Setup moves should be intuitive, but if you need it solvethecube.110mb.com has the setup moves in the Advanced section that you can memorize


----------



## happa95 (Jan 28, 2009)

Or, you could use two more algorithms: R U R' F2 L D' L D L2 F2 and F' U F R' D' F L F L' F2 D R which shoot to FRD and RDF. This results in only having to use one set-up move for any possible position. I use these two algs in my blindfold solving and got them from erik's website.


----------



## joey (Jan 28, 2009)

Just to clarify, the above is about corners.

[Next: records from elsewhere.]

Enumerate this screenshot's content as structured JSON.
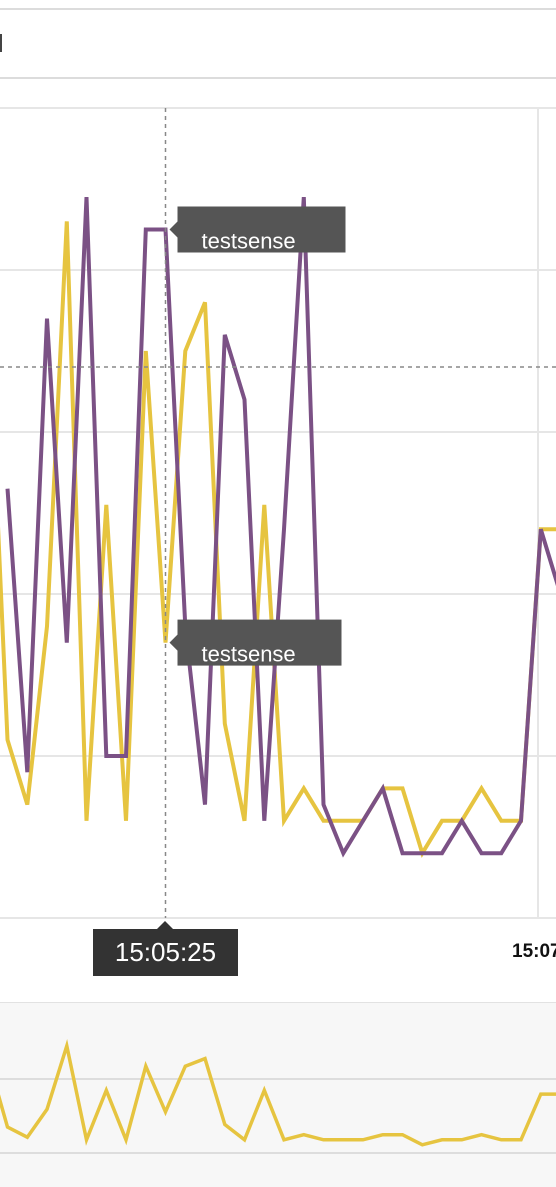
{
  "colors": {
    "series_0": "#e6c440",
    "series_1": "#7b5185",
    "tooltip_bg": "#555555",
    "time_label_bg": "#333333",
    "grid": "#e6e6e6",
    "crosshair": "#888888",
    "overview_bg": "#f7f7f7"
  },
  "crosshair": {
    "time_label": "15:05:25"
  },
  "tooltips": [
    {
      "series_index": 1,
      "text": "testsense"
    },
    {
      "series_index": 0,
      "text": "testsense"
    }
  ],
  "chart_data": {
    "type": "line",
    "crosshair_index": 8,
    "x_tick_labels": [
      "15:07"
    ],
    "y_range": [
      0,
      10
    ],
    "grid": true,
    "series": [
      {
        "values": [
          7.7,
          2.2,
          1.4,
          3.6,
          8.6,
          1.2,
          5.1,
          1.2,
          7.0,
          3.4,
          7.0,
          7.6,
          2.4,
          1.2,
          5.1,
          1.2,
          1.6,
          1.2,
          1.2,
          1.2,
          1.6,
          1.6,
          0.8,
          1.2,
          1.2,
          1.6,
          1.2,
          1.2,
          4.8,
          4.8
        ]
      },
      {
        "values": [
          5.3,
          1.8,
          7.4,
          3.4,
          8.9,
          2.0,
          2.0,
          8.5,
          8.5,
          3.6,
          1.4,
          7.2,
          6.4,
          1.2,
          4.8,
          8.9,
          1.4,
          0.8,
          1.2,
          1.6,
          0.8,
          0.8,
          0.8,
          1.2,
          0.8,
          0.8,
          1.2,
          4.8,
          4.0
        ]
      }
    ]
  }
}
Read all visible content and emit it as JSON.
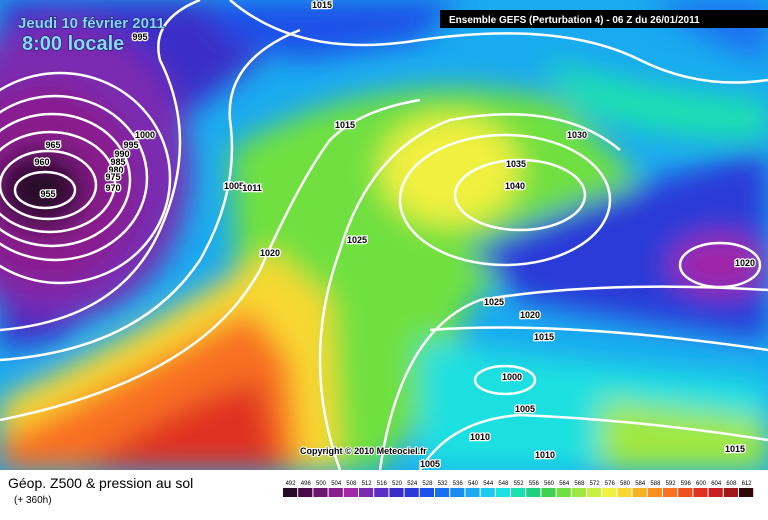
{
  "header": {
    "date": "Jeudi 10 février 2011",
    "time": "8:00 locale",
    "title": "Ensemble GEFS (Perturbation 4)  -  06 Z du 26/01/2011"
  },
  "isobar_labels": [
    "1015",
    "995",
    "1000",
    "995",
    "965",
    "990",
    "985",
    "980",
    "975",
    "970",
    "960",
    "955",
    "1005",
    "1011",
    "1015",
    "1020",
    "1025",
    "1030",
    "1035",
    "1040",
    "1020",
    "1025",
    "1020",
    "1015",
    "1000",
    "1005",
    "1010",
    "1010",
    "1005",
    "1015"
  ],
  "copyright": "Copyright © 2010 Meteociel.fr",
  "footer": {
    "title": "Géop. Z500 & pression au sol",
    "subtitle": "(+ 360h)"
  },
  "legend": {
    "labels": [
      492,
      496,
      500,
      504,
      508,
      512,
      516,
      520,
      524,
      528,
      532,
      536,
      540,
      544,
      548,
      552,
      556,
      560,
      564,
      568,
      572,
      576,
      580,
      584,
      588,
      592,
      596,
      600,
      604,
      608,
      612
    ]
  }
}
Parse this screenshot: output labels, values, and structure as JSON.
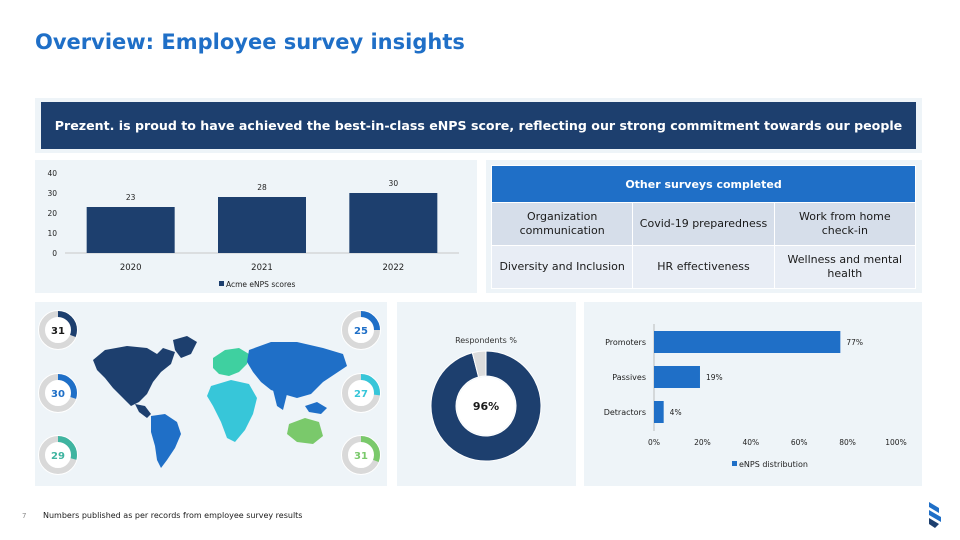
{
  "title": "Overview: Employee survey insights",
  "banner": "Prezent. is proud to have achieved the best-in-class eNPS score, reflecting our strong commitment towards our people",
  "colors": {
    "navy": "#1d3f6e",
    "blue": "#1f6fc7",
    "teal": "#37c6d9",
    "green": "#7ac96b",
    "panel": "#eef4f8"
  },
  "chart_data": [
    {
      "type": "bar",
      "categories": [
        "2020",
        "2021",
        "2022"
      ],
      "series": [
        {
          "name": "Acme eNPS scores",
          "values": [
            23,
            28,
            30
          ]
        }
      ],
      "ylim": [
        0,
        40
      ],
      "yticks": [
        "0",
        "10",
        "20",
        "30",
        "40"
      ],
      "legend": "bottom"
    },
    {
      "type": "pie",
      "title": "Respondents %",
      "values": [
        96,
        4
      ],
      "center_label": "96%"
    },
    {
      "type": "bar",
      "orientation": "horizontal",
      "categories": [
        "Promoters",
        "Passives",
        "Detractors"
      ],
      "series": [
        {
          "name": "eNPS distribution",
          "values": [
            77,
            19,
            4
          ]
        }
      ],
      "value_labels": [
        "77%",
        "19%",
        "4%"
      ],
      "xlim": [
        0,
        100
      ],
      "xticks": [
        "0%",
        "20%",
        "40%",
        "60%",
        "80%",
        "100%"
      ],
      "legend": "bottom"
    }
  ],
  "surveys": {
    "header": "Other surveys completed",
    "rows": [
      [
        "Organization communication",
        "Covid-19 preparedness",
        "Work from home check-in"
      ],
      [
        "Diversity and Inclusion",
        "HR effectiveness",
        "Wellness and mental health"
      ]
    ]
  },
  "regions": {
    "left": [
      {
        "label": "31",
        "fraction": 0.31,
        "color": "#1d3f6e"
      },
      {
        "label": "30",
        "fraction": 0.3,
        "color": "#1f6fc7"
      },
      {
        "label": "29",
        "fraction": 0.29,
        "color": "#3fb4a0"
      }
    ],
    "right": [
      {
        "label": "25",
        "fraction": 0.25,
        "color": "#1f6fc7"
      },
      {
        "label": "27",
        "fraction": 0.27,
        "color": "#37c6d9"
      },
      {
        "label": "31",
        "fraction": 0.31,
        "color": "#7ac96b"
      }
    ]
  },
  "footer": {
    "page": "7",
    "note": "Numbers published as per records from employee survey results"
  }
}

Don't memorise them (It'll happen eventually) but if you work them out with your eyes closed, you'll get a better understanding, and therefore a better sense of the cube in general.


----------



## mrbiggs (Jan 30, 2009)

Do a lot of unsighted solves without memo. (Write down the memo on a piece of paper and then solve under a desk, for example). Take it really slow, and visualize how you are setting up the sticker to the correct location.

If you have to, double check the cube periodically so you can narrow down where you're making mistakes. If it's always on the same sticker, you know what to practice.


----------